Граф Жан д’Арманьяк вышел из комнаты ещё раньше, последовав за первой кормилицей, хоть и отосланной, но весьма соблазнительной. Герцог-архиепископ повернулся к Бернару, зная, что теперь он будет говорить свободно.
— Насколько я знаю своего племянника, — нахмурившись, произнёс старший Арманьяк, — сегодня вечером он сделает то, о чём говорил. Жан всегда вызывает у меня такое чувство, как будто я съел сдохшую рыбу, да ещё к тому же долго пролежавшую на солнце. Предлагаю пойти ко мне и Заказать бутылочку лучшего «Иппокраса» из королевских подвалов. Ваше преосвященство не желает присоединиться ко мне?
— Я немного устал, — ответил священник. — Лёгкое вино меня взбодрит. — Он не стал распространяться на ту тему, что Жан д’Арманьяк вызывает точно такие же эмоции и у него. Но сейчас ему ужасно хотелось узнать, почему Бернар, человек открытый и доверчивый, с таким усердием изучал содержимое жаровни.
За бутылкой вина он задал ему этот вопрос. Но Бернар, вспыхнув до корней волос, сказал:
— Герцогу я этого не скажу!
Будучи дипломатом, которому доверялись очень ответственные поручения, а также находясь в близких отношениях со многими высокопоставленными персонами, герцог-архиепископ считал своим долгом знать все тайные пружины, приводящие в действие французскую знать. И, будучи хорошим приятелем Бернара, он понимал, что лишь чувство глубочайшего стыда могло вызвать румянец на щеках Бернара д’Арманьяка.
Сидя в небольшой комнате в личных покоях Арманьяка, он сказал:
— Но вы можете сказать об этом другу, Бернар.
— Нет, ни герцогу, ни другу. Это позорная история.
Хитрость опытного дипломата и гордыня высокопоставленного священнослужителя, занимающего архиепископский трон, сменилась естественной добротой обычного священника.

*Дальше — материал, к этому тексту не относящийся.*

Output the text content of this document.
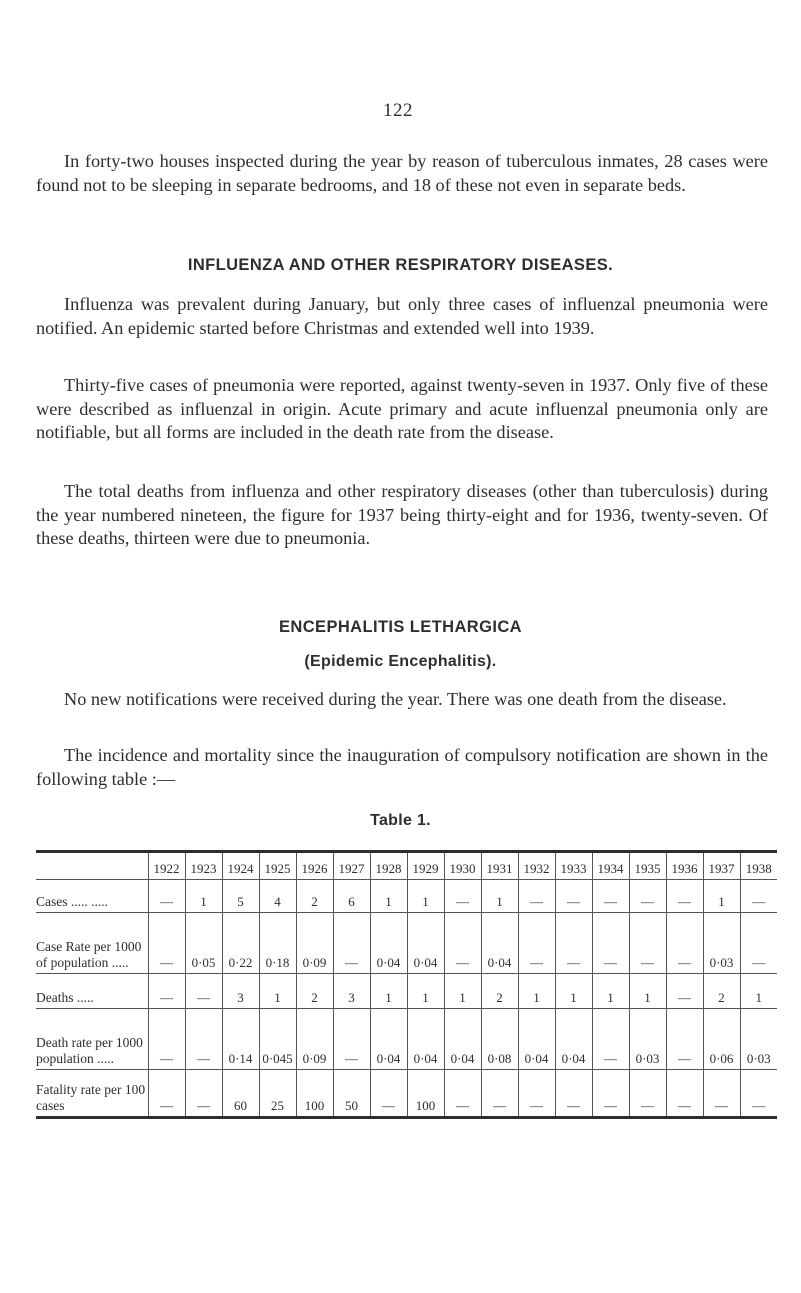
122

In forty-two houses inspected during the year by reason of tuberculous inmates, 28 cases were found not to be sleeping in separate bedrooms, and 18 of these not even in separate beds.

INFLUENZA AND OTHER RESPIRATORY DISEASES.

Influenza was prevalent during January, but only three cases of influenzal pneumonia were notified. An epidemic started before Christmas and extended well into 1939.

Thirty-five cases of pneumonia were reported, against twenty-seven in 1937. Only five of these were described as influenzal in origin. Acute primary and acute influenzal pneumonia only are notifiable, but all forms are included in the death rate from the disease.

The total deaths from influenza and other respiratory diseases (other than tuberculosis) during the year numbered nineteen, the figure for 1937 being thirty-eight and for 1936, twenty-seven. Of these deaths, thirteen were due to pneumonia.

ENCEPHALITIS LETHARGICA
(Epidemic Encephalitis).

No new notifications were received during the year. There was one death from the disease.

The incidence and mortality since the inauguration of compulsory notification are shown in the following table :—

Table 1.
	1922	1923	1924	1925	1926	1927	1928	1929	1930	1931	1932	1933	1934	1935	1936	1937	1938
Cases ..... .....	—	1	5	4	2	6	1	1	—	1	—	—	—	—	—	1	—
Case Rate per 1000 of population .....	—	0·05	0·22	0·18	0·09	—	0·04	0·04	—	0·04	—	—	—	—	—	0·03	—
Deaths .....	—	—	3	1	2	3	1	1	1	2	1	1	1	1	—	2	1
Death rate per 1000 population .....	—	—	0·14	0·045	0·09	—	0·04	0·04	0·04	0·08	0·04	0·04	—	0·03	—	0·06	0·03
Fatality rate per 100 cases	—	—	60	25	100	50	—	100	—	—	—	—	—	—	—	—	—
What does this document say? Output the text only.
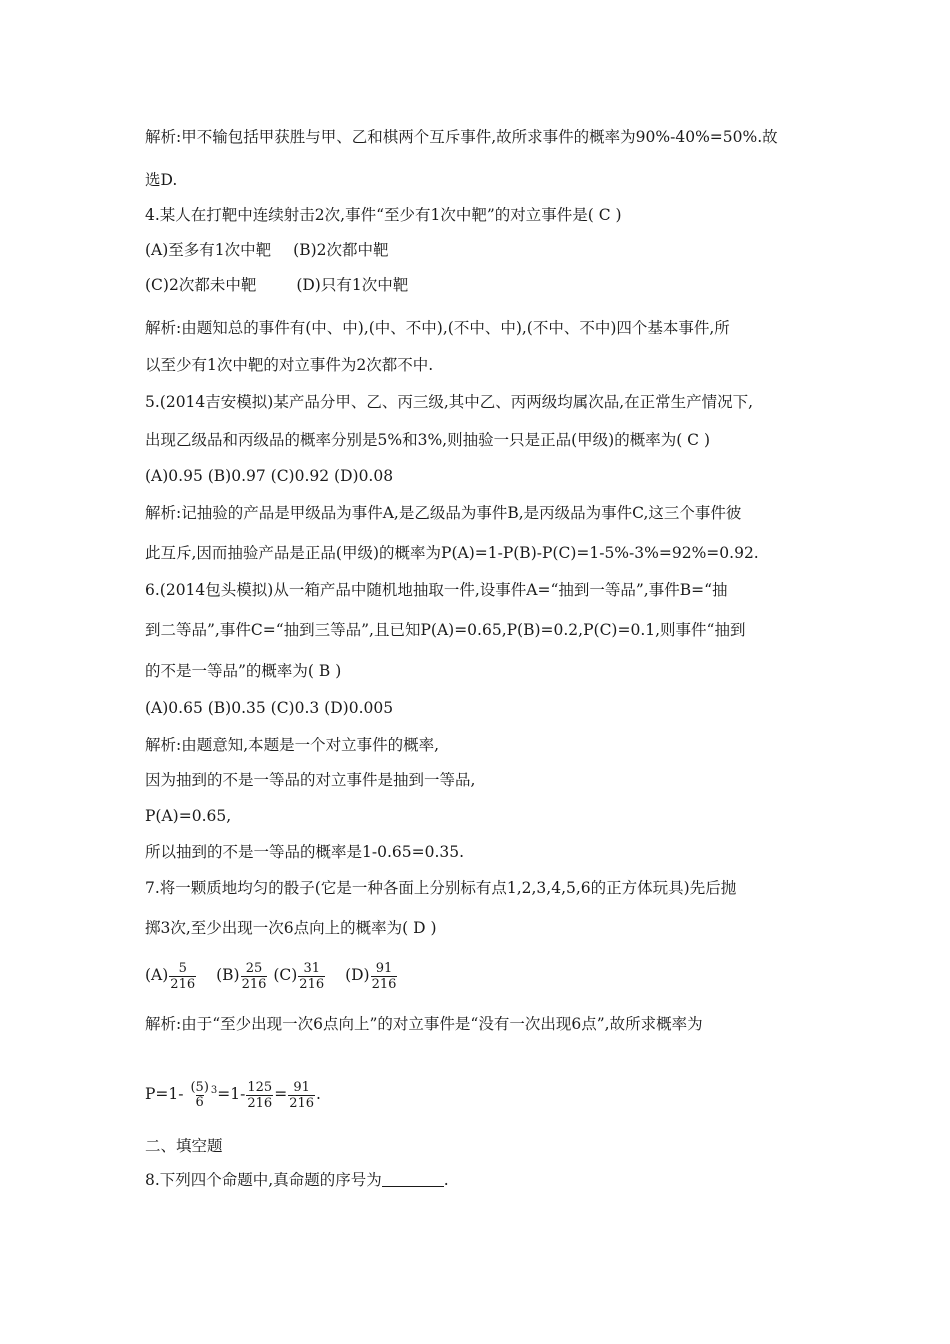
解析:甲不输包括甲获胜与甲、乙和棋两个互斥事件,故所求事件的概率为90%-40%=50%.故
选D.
4.某人在打靶中连续射击2次,事件“至少有1次中靶”的对立事件是( C )
(A)至多有1次中靶 (B)2次都中靶
(C)2次都未中靶	(D)只有1次中靶
解析:由题知总的事件有(中、中),(中、不中),(不中、中),(不中、不中)四个基本事件,所
以至少有1次中靶的对立事件为2次都不中.
5.(2014吉安模拟)某产品分甲、乙、丙三级,其中乙、丙两级均属次品,在正常生产情况下,
出现乙级品和丙级品的概率分别是5%和3%,则抽验一只是正品(甲级)的概率为( C )
(A)0.95 (B)0.97 (C)0.92 (D)0.08
解析:记抽验的产品是甲级品为事件A,是乙级品为事件B,是丙级品为事件C,这三个事件彼
此互斥,因而抽验产品是正品(甲级)的概率为P(A)=1-P(B)-P(C)=1-5%-3%=92%=0.92.
6.(2014包头模拟)从一箱产品中随机地抽取一件,设事件A=“抽到一等品”,事件B=“抽
到二等品”,事件C=“抽到三等品”,且已知P(A)=0.65,P(B)=0.2,P(C)=0.1,则事件“抽到
的不是一等品”的概率为( B )
(A)0.65 (B)0.35 (C)0.3 (D)0.005
解析:由题意知,本题是一个对立事件的概率,
因为抽到的不是一等品的对立事件是抽到一等品,
P(A)=0.65,
所以抽到的不是一等品的概率是1-0.65=0.35.
7.将一颗质地均匀的骰子(它是一种各面上分别标有点1,2,3,4,5,6的正方体玩具)先后抛
掷3次,至少出现一次6点向上的概率为( D )
$(A) \frac{5}{216} (B) \frac{25}{216} (C) \frac{31}{216} (D) \frac{91}{216}$
解析:由于“至少出现一次6点向上”的对立事件是“没有一次出现6点”,故所求概率为
P=1- (5)
6
$^3=1- \frac{125}{216} = \frac{91}{216}$ .
二、填空题
8.下列四个命题中,真命题的序号为	.
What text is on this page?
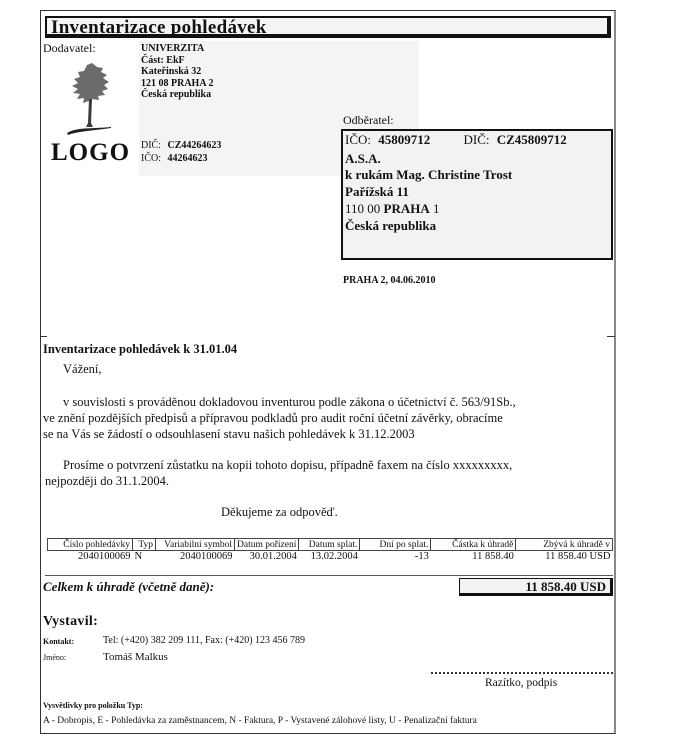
Inventarizace pohledávek
Dodavatel:	UNIVERZITA
Část: EkF
Kateřinská 32
121 08 PRAHA 2
Česká republika
DIČ: CZ44264623
IČO: 44264623
LOGO
Odběratel:
IČO: 45809712	DIČ: CZ45809712
A.S.A.
k rukám Mag. Christine Trost
Pařížská 11
110 00 PRAHA 1
Česká republika
PRAHA 2, 04.06.2010
Inventarizace pohledávek k 31.01.04
Vážení,
v souvislosti s prováděnou dokladovou inventurou podle zákona o účetnictví č. 563/91Sb.,
ve znění pozdějších předpisů a přípravou podkladů pro audit roční účetní závěrky, obracíme
se na Vás se žádostí o odsouhlasení stavu našich pohledávek k 31.12.2003
Prosíme o potvrzení zůstatku na kopii tohoto dopisu, případně faxem na číslo xxxxxxxxx,
nejpozději do 31.1.2004.
Děkujeme za odpověď.
Číslo pohledávky	Typ	Variabilní symbol	Datum pořízení	Datum splat.	Dní po splat.	Částka k úhradě	Zbývá k úhradě v
2040100069	N	2040100069	30.01.2004	13.02.2004	-13	11 858.40	11 858.40 USD
Celkem k úhradě (včetně daně):	11 858.40 USD
Vystavil:
Kontakt:	Tel: (+420) 382 209 111, Fax: (+420) 123 456 789
Jméno:	Tomáš Malkus
Razítko, podpis
Vysvětlivky pro položku Typ:
A - Dobropis, E - Pohledávka za zaměstnancem, N - Faktura, P - Vystavené zálohové listy, U - Penalizační faktura
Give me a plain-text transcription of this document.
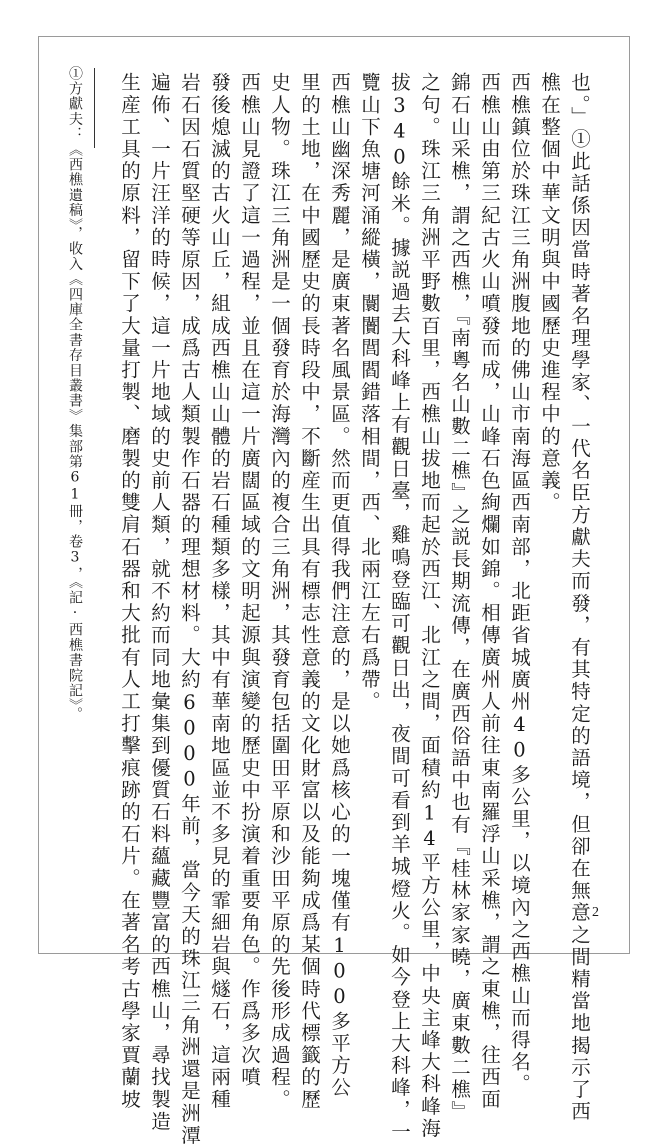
也。」①此話係因當時著名理學家、一代名臣方獻夫而發，有其特定的語境，但卻在無意之間精當地揭示了西
樵在整個中華文明與中國歷史進程中的意義。
西樵鎮位於珠江三角洲腹地的佛山市南海區西南部，北距省城廣州40多公里，以境內之西樵山而得名。
西樵山由第三紀古火山噴發而成，山峰石色絢爛如錦。相傳廣州人前往東南羅浮山采樵，謂之東樵，往西面
錦石山采樵，謂之西樵，『南粵名山數二樵』之説長期流傳，在廣西俗語中也有『桂林家家曉，廣東數二樵』
之句。珠江三角洲平野數百里，西樵山拔地而起於西江、北江之間，面積約14平方公里，中央主峰大科峰海
拔340餘米。據説過去大科峰上有觀日臺，雞鳴登臨可觀日出，夜間可看到羊城燈火。如今登上大科峰，一
覽山下魚塘河涌縱橫，闤闠閭閻錯落相間，西、北兩江左右爲帶。
西樵山幽深秀麗，是廣東著名風景區。然而更值得我們注意的，是以她爲核心的一塊僅有100多平方公
里的土地，在中國歷史的長時段中，不斷産生出具有標志性意義的文化財富以及能夠成爲某個時代標籤的歷
史人物。珠江三角洲是一個發育於海灣內的複合三角洲，其發育包括圍田平原和沙田平原的先後形成過程。
西樵山見證了這一過程，並且在這一片廣闊區域的文明起源與演變的歷史中扮演着重要角色。作爲多次噴
發後熄滅的古火山丘，組成西樵山山體的岩石種類多樣，其中有華南地區並不多見的霏細岩與燧石，這兩種
岩石因石質堅硬等原因，成爲古人類製作石器的理想材料。大約6000年前，當今天的珠江三角洲還是洲潭
遍佈、一片汪洋的時候，這一片地域的史前人類，就不約而同地彙集到優質石料蘊藏豐富的西樵山，尋找製造
生産工具的原料，留下了大量打製、磨製的雙肩石器和大批有人工打擊痕跡的石片。在著名考古學家賈蘭坡
①方獻夫：《西樵遺稿》，收入《四庫全書存目叢書》集部第61冊，卷3，《記·西樵書院記》。
2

Он не мог спокойно сидеть и смотреть, как мучается угрызениями совести хороший человек.
— А могли бы вы сказать об этом священнику?
— Если вы сохраните тайну исповеди.
— Разумеется, раз вы этого хотите. — Он отодвинул бокал с вином и накинул на плечи смятую епитрахиль, которую он всегда носил с собой.
— Теперь можете говорить.
Сначала Бернар говорил неуверенно, как будто что-то в себе преодолевая. Затем речь полилась свободно, как будто он испытывал облегчение от того, что может кому-то открыть свою тайну.